Paulo Sérgio atuou como diretor de Fiscalização do BC entre 2017 e 2023. Meses depois, assumiu o posto de chefe-adjunto do departamento de Supervisão Bancária -liderado por Belline de 2019 a 2026.

Funcionários de carreira da instituição, com quase três décadas de casa, eles contavam com a confiança dos colegas. Como mostrou a Folha de S. Paulo, o indício de envolvimento da dupla no caso Master gerou um clima de abatimento e perplexidade entre os funcionários.

Segundo investigações, os servidores do BC são suspeitos de terem atuado como consultores informais de Vorcaro em troca de vantagens indevidas. A evolução patrimonial dos ex-gestores foi o gatilho para a abertura de uma investigação interna no BC.

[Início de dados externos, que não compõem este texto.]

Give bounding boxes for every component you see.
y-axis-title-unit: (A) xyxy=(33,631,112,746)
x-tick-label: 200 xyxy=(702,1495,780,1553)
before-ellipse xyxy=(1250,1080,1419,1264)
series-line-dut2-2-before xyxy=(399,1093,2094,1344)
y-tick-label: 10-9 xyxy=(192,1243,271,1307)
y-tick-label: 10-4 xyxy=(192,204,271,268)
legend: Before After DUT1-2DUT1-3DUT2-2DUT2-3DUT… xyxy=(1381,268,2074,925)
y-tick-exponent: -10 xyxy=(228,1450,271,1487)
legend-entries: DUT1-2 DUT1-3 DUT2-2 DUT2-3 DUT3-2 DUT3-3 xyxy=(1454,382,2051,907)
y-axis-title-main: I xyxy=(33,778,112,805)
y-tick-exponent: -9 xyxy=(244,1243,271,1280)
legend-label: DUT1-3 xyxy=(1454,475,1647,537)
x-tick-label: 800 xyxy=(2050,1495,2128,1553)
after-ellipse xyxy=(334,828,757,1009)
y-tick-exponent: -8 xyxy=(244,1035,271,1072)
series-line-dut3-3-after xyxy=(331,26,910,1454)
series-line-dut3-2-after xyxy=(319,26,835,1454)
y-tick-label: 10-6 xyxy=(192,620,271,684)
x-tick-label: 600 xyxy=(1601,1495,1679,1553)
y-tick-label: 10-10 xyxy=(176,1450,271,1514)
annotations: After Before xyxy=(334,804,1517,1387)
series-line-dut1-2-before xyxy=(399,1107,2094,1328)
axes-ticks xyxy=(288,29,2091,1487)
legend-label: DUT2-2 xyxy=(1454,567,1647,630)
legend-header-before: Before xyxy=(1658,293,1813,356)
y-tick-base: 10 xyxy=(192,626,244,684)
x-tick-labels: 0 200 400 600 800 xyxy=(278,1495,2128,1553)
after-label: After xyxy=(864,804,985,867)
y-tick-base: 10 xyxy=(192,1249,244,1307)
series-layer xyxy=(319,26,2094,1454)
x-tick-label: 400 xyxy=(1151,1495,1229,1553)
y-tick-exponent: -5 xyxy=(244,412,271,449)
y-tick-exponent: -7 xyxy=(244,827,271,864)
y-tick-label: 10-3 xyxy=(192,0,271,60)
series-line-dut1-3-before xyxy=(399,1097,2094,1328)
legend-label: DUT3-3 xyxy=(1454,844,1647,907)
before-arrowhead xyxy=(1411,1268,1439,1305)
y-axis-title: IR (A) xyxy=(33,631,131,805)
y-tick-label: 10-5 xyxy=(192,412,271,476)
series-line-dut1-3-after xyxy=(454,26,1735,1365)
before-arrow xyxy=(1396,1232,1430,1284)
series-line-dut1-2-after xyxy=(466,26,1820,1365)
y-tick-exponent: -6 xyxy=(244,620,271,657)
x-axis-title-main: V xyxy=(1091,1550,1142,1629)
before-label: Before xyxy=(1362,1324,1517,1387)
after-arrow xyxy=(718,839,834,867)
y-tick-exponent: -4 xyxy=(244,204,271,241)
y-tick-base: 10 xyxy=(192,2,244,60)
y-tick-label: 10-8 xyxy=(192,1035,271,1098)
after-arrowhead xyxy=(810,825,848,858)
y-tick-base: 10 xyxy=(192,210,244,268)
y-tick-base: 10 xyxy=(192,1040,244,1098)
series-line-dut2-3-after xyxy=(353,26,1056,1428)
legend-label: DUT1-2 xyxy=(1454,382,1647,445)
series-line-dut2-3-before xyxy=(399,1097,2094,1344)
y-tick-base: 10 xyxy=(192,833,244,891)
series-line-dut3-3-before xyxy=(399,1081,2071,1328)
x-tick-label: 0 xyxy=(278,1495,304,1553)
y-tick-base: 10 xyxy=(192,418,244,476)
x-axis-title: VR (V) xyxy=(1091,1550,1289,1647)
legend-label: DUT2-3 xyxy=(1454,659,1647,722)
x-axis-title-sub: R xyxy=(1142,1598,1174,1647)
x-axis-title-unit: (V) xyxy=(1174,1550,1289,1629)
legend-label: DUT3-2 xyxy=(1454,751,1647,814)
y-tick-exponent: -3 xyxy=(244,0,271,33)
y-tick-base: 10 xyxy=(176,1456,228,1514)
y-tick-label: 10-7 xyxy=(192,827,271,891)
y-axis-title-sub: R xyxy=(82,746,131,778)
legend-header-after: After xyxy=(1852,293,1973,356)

A sindicância patrimonial concluiu que Paulo Sérgio simulou a venda de um sítio em Minas Gerais para uma empresa controlada por Fabiano Zettel, cunhado de Vorcaro, para ocultar recebimento de propina. A defesa dele afirma que a venda da propriedade foi efetiva e não teve finalidade de mascarar qualquer vantagem indevida.

Outra conclusão da investigação do BC foi que Belline simulou dois contratos, no total de R$ 4 milhões, com um advogado ligado ao Master para esconder propina recebida. Segundo sua defesa, o servidor não adotou medidas que favorecessem o conglomerado.

O Banco Central decretou a liquidação do Master em novembro do ano passado. Hoje, os bens estão sob controle do liquidante designado pela autoridade. Os custos da quebra do banco superam os R$ 57 bilhões até o momento.